Exercices sur le champ de course. Le soir, marche.

 

Périgueux, le 28 septembre 1914

        Chère Jeanne, chère mère, cher Henri

  Je vous écrit peut-etre pour la vingtième fois depuis que je suis dans le midi et cela sans savoir si une seule vous est parvenue. En tous cas, aucune des votres ne m'est arrivée et cela m'ennuie joliment. Je vais encore attendre un peu et ensuite, je risquerai une dépeche. Ecrivez moi tiujours et souvent afin qu'une de temps en temps, me parvienne. Bientot aussi, si vous voulez, vous pourrez m'envoyer un mandat télégraphique, car nous sommes dans un pays ou on ne donne rien pour rien et, en prenant le strict nécessaire, l'argent file mais rien ne presse encore.
    Resterai-je à Périgueux ? Nous n'en savons rien. Une dépeche arrive et une heure aprés, on est parti.
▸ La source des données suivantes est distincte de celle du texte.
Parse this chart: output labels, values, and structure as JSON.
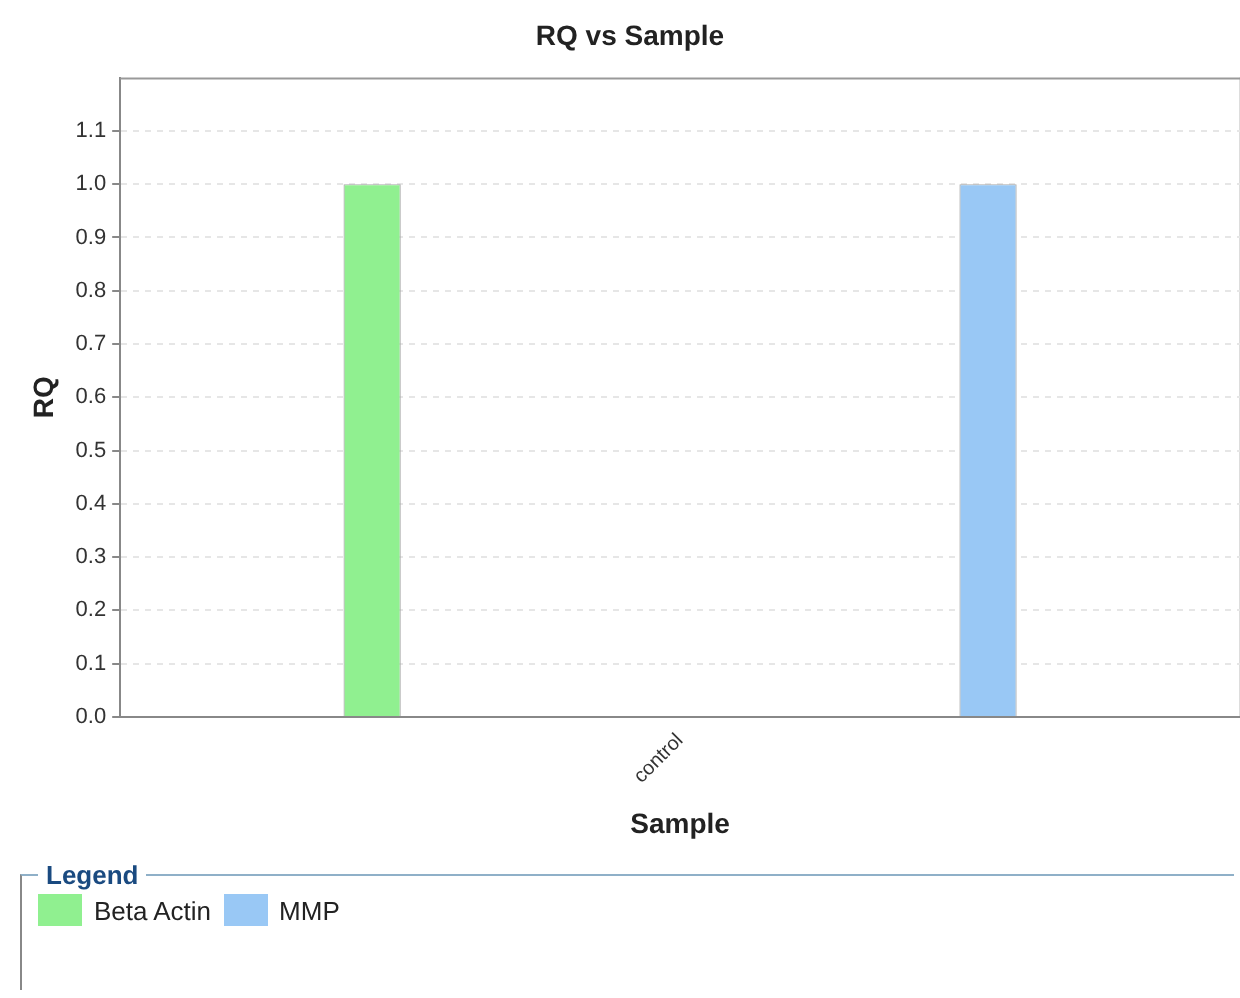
{
  "chart_data": {
    "type": "bar",
    "title": "RQ vs Sample",
    "xlabel": "Sample",
    "ylabel": "RQ",
    "legend_title": "Legend",
    "categories": [
      "control"
    ],
    "series": [
      {
        "name": "Beta Actin",
        "color": "#90f090",
        "values": [
          1.0
        ]
      },
      {
        "name": "MMP",
        "color": "#99c8f5",
        "values": [
          1.0
        ]
      }
    ],
    "ylim": [
      0,
      1.2
    ],
    "yticks": [
      {
        "value": 0,
        "label": "0.0"
      },
      {
        "value": 0.1,
        "label": "0.1"
      },
      {
        "value": 0.2,
        "label": "0.2"
      },
      {
        "value": 0.3,
        "label": "0.3"
      },
      {
        "value": 0.4,
        "label": "0.4"
      },
      {
        "value": 0.5,
        "label": "0.5"
      },
      {
        "value": 0.6,
        "label": "0.6"
      },
      {
        "value": 0.7,
        "label": "0.7"
      },
      {
        "value": 0.8,
        "label": "0.8"
      },
      {
        "value": 0.9,
        "label": "0.9"
      },
      {
        "value": 1.0,
        "label": "1.0"
      },
      {
        "value": 1.1,
        "label": "1.1"
      }
    ],
    "grid": true,
    "legend": "bottom"
  }
}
Il faut boucher les trous et, à voir le nombre de blessés ici à Périgueux, il doit en falloir...Enfin, à la grace de Dieu, s'il le faut, on fera son devoir. En tout cas, on nous fait joliment turbiner au 50°.Cela ne vaut pas le régiment du Nord et de plus, les gars du Pas de Calais ont peine à se faire avec les soldats du midi.
  Je ne vous demande pas ou en est la culture. C'est difficile de se figurer d'ici et je me doute que Gout et Marcel, sous la conduite de M Devaux ont à coeur de faire leur devoir, eux aussi, afin que, lorsque je rentrerai, si toutefois je ne suis pas arreté en chemin, je vois à peu prés tout en ordre. J"espére que vous vous portez bien, qu'Henri est toujours sage et se prépare à retourner en classe. Il voudra bien souhaiter le bonjour à Mr Leclercq. A-t-il des nouvelles de ses enfants ? Joseph est ici à Périgueux, il a été blessé au poignet par une balle au premier engagement sous Verdun. Il est complétement guéri maintenant et s'il avait le droit, il retournerait bien en permission dans le Pas de Calais, mais c'est toujours zone interdite. Souhaitez bien le bonjour à Mr et Mme Delaire, Eugénie, Mr et Mme Devaux etc..Alfred m'a ecrit hier, il m'annonce qu'il est nommé caporal (bon courage que je lui souhaite..)
   je vous quitte encore une fois, chère Jeanne et chère mère. Bon courage, je pense toujours à vous et vous embrasse bien fort.
       Votre tout affectionné.
                     EMMANUEL
(lettre ecrite du bar central, 18, rue Gambetta à Périgueux).

 

LE 29 SEPTEMBRE 1914:

La Cie assiste aux obséques d'un colonel, mort de ses blessures. Colonel Blainville.

LE 30 SEPTEMBRE 1914:

On parle le soir d'un prochain départ. 100 hommes par Cie sont désignés.
                   C'EST MON TOUR.
La journée se passe à nous donner tout ce qu'il nous faut. Les coeurs commencent à s'attrister...Changement de sous-officiers, de caporaux. J'ai comme sergent et caporal, des auvergnats à l'air plutot rebarbatifs...Ils s'apprivoiseront bientot sans doute, car, on n'a pas affaire à des bleus avec les gars du Pas de Calais...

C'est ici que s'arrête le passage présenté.